In many ways I think geniuses get on better with people who are "hoi polloi". Intellectuals and brainy people (but not geniuses) and mediocre people who think they are smart become jealous of these geniuses and always try and pull them down and show that these geniuses are not that great after all.  And they can do this in subtle ways. If a person who is just a blue collar worker finds out that there is a genius in his midst and feels jealous he would show his resentment; a fight would break out and everything would be resolved quickly once he releases those emotions. But a person who considers himself/herself as clever but is not in the same echelon as geniuses are when it comes to intellectual ability can be troublesome in a more insidious way. Their resentment is more of a seething one. They cannot accept the genius for what he/she is because they seem to think that this person's genius detracts from their own persona. It makes them feel inferior -- lacking somehow. And they can secretly work to do much damage to the genius. Usually the incidents are not open-handed but the opposite -- very underhanded. The jealous person really can't help themselves. It's just something that they can't control -- the perception that their ego is somehow hurt by the presence of the genius person. 

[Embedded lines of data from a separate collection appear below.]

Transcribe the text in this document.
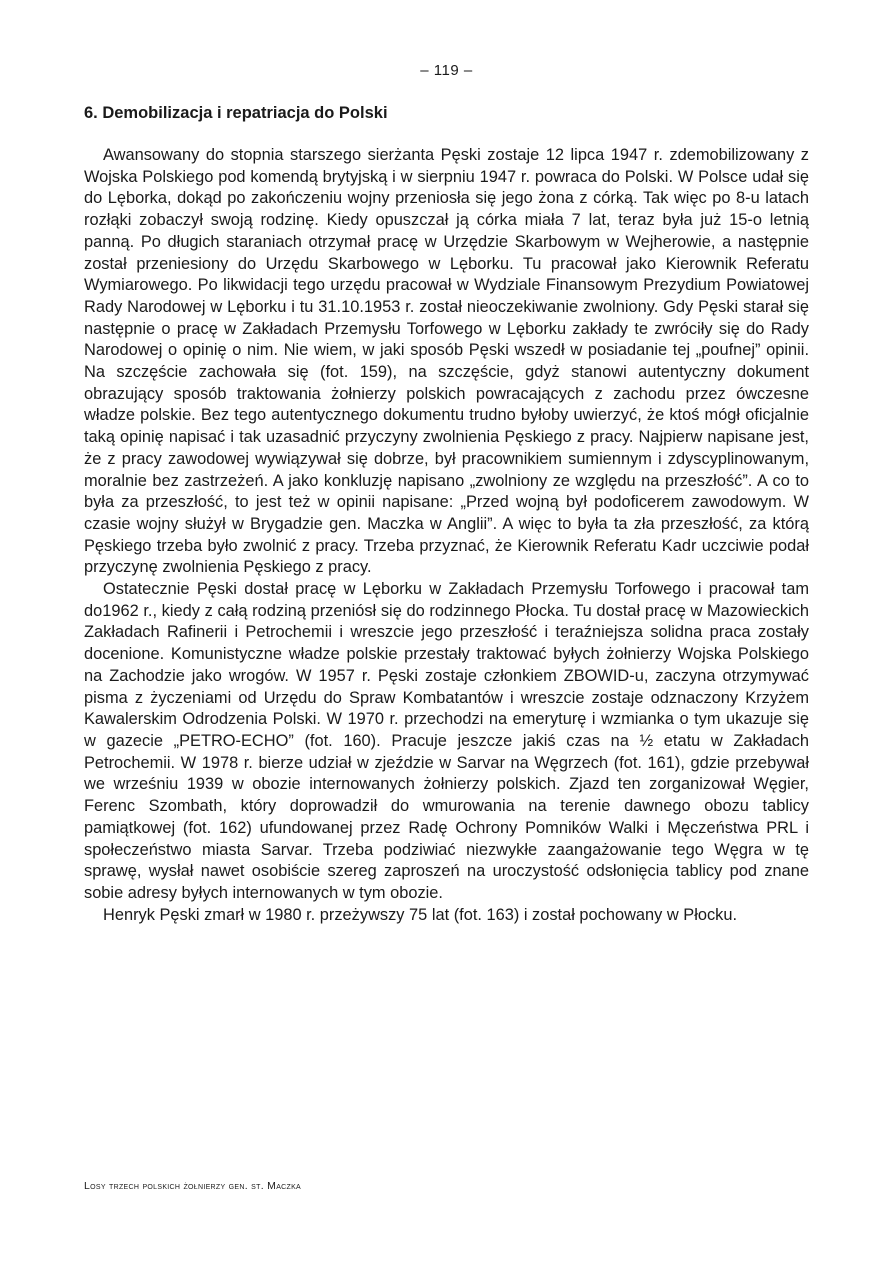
– 119 –
6. Demobilizacja i repatriacja do Polski

Awansowany do stopnia starszego sierżanta Pęski zostaje 12 lipca 1947 r. zdemobilizowany z Wojska Polskiego pod komendą brytyjską i w sierpniu 1947 r. powraca do Polski. W Polsce udał się do Lęborka, dokąd po zakończeniu wojny przeniosła się jego żona z córką. Tak więc po 8-u latach rozłąki zobaczył swoją rodzinę. Kiedy opuszczał ją córka miała 7 lat, teraz była już 15-o letnią panną. Po długich staraniach otrzymał pracę w Urzędzie Skarbowym w Wejherowie, a następnie został przeniesiony do Urzędu Skarbowego w Lęborku. Tu pracował jako Kierownik Referatu Wymiarowego. Po likwidacji tego urzędu pracował w Wydziale Finansowym Prezydium Powiatowej Rady Narodowej w Lęborku i tu 31.10.1953 r. został nieoczekiwanie zwolniony. Gdy Pęski starał się następnie o pracę w Zakładach Przemysłu Torfowego w Lęborku zakłady te zwróciły się do Rady Narodowej o opinię o nim. Nie wiem, w jaki sposób Pęski wszedł w posiadanie tej „poufnej” opinii. Na szczęście zachowała się (fot. 159), na szczęście, gdyż stanowi autentyczny dokument obrazujący sposób traktowania żołnierzy polskich powracających z zachodu przez ówczesne władze polskie. Bez tego autentycznego dokumentu trudno byłoby uwierzyć, że ktoś mógł oficjalnie taką opinię napisać i tak uzasadnić przyczyny zwolnienia Pęskiego z pracy. Najpierw napisane jest, że z pracy zawodowej wywiązywał się dobrze, był pracownikiem sumiennym i zdyscyplinowanym, moralnie bez zastrzeżeń. A jako konkluzję napisano „zwolniony ze względu na przeszłość”. A co to była za przeszłość, to jest też w opinii napisane: „Przed wojną był podoficerem zawodowym. W czasie wojny służył w Brygadzie gen. Maczka w Anglii”. A więc to była ta zła przeszłość, za którą Pęskiego trzeba było zwolnić z pracy. Trzeba przyznać, że Kierownik Referatu Kadr uczciwie podał przyczynę zwolnienia Pęskiego z pracy.

Ostatecznie Pęski dostał pracę w Lęborku w Zakładach Przemysłu Torfowego i pracował tam do1962 r., kiedy z całą rodziną przeniósł się do rodzinnego Płocka. Tu dostał pracę w Mazowieckich Zakładach Rafinerii i Petrochemii i wreszcie jego przeszłość i teraźniejsza solidna praca zostały docenione. Komunistyczne władze polskie przestały traktować byłych żołnierzy Wojska Polskiego na Zachodzie jako wrogów. W 1957 r. Pęski zostaje członkiem ZBOWID-u, zaczyna otrzymywać pisma z życzeniami od Urzędu do Spraw Kombatantów i wreszcie zostaje odznaczony Krzyżem Kawalerskim Odrodzenia Polski. W 1970 r. przechodzi na emeryturę i wzmianka o tym ukazuje się w gazecie „PETRO-ECHO” (fot. 160). Pracuje jeszcze jakiś czas na ½ etatu w Zakładach Petrochemii. W 1978 r. bierze udział w zjeździe w Sarvar na Węgrzech (fot. 161), gdzie przebywał we wrześniu 1939 w obozie internowanych żołnierzy polskich. Zjazd ten zorganizował Węgier, Ferenc Szombath, który doprowadził do wmurowania na terenie dawnego obozu tablicy pamiątkowej (fot. 162) ufundowanej przez Radę Ochrony Pomników Walki i Męczeństwa PRL i społeczeństwo miasta Sarvar. Trzeba podziwiać niezwykłe zaangażowanie tego Węgra w tę sprawę, wysłał nawet osobiście szereg zaproszeń na uroczystość odsłonięcia tablicy pod znane sobie adresy byłych internowanych w tym obozie.

Henryk Pęski zmarł w 1980 r. przeżywszy 75 lat (fot. 163) i został pochowany w Płocku.

Losy trzech polskich żołnierzy gen. st. Maczka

Often it's mediocre people who aspire to intellectual greatness but can't quite make it who are like this. They are very ambitious and have pretensions that they can be intellectuals, academics or just think they are smarter than they actually are. Some of them try and earn advanced degrees mostly for the "boasting" factor. If they have this degree they can boast to others that this degree "proves" they possess more intelligent than the average Joe or Jane. However, the truth is that these people have very ordinary intelligence. There are many people like this in Korea. I have seen their PhD papers and realize they are writing rubbish and that they are not really highly intelligent -- just average. But they can't accept that fact and continue to delude themselves. Unlike real intellectuals and geniuses these people aren't even interested in the topic that they study their PhD in. They just chose the major because it was easy to get in to. 

There are many WOMEN who are like this in Korea. They have delusions of grandeur and are not really suited for the academic/intellectual life. They resent really smart people like geniuses because these geniuses show these people up for what they really are. 

I think this person (my communist cousin) would be interesting to talk to. I resent my cousin from preventing contact with him from taking place. He won't give me his brother's phone number. This cousin that I have been in contact with seems like an a****** the more I meet him. He's very controlling. I don't like this kind of personality in a male. It is what turned me off from Korean men for a long time.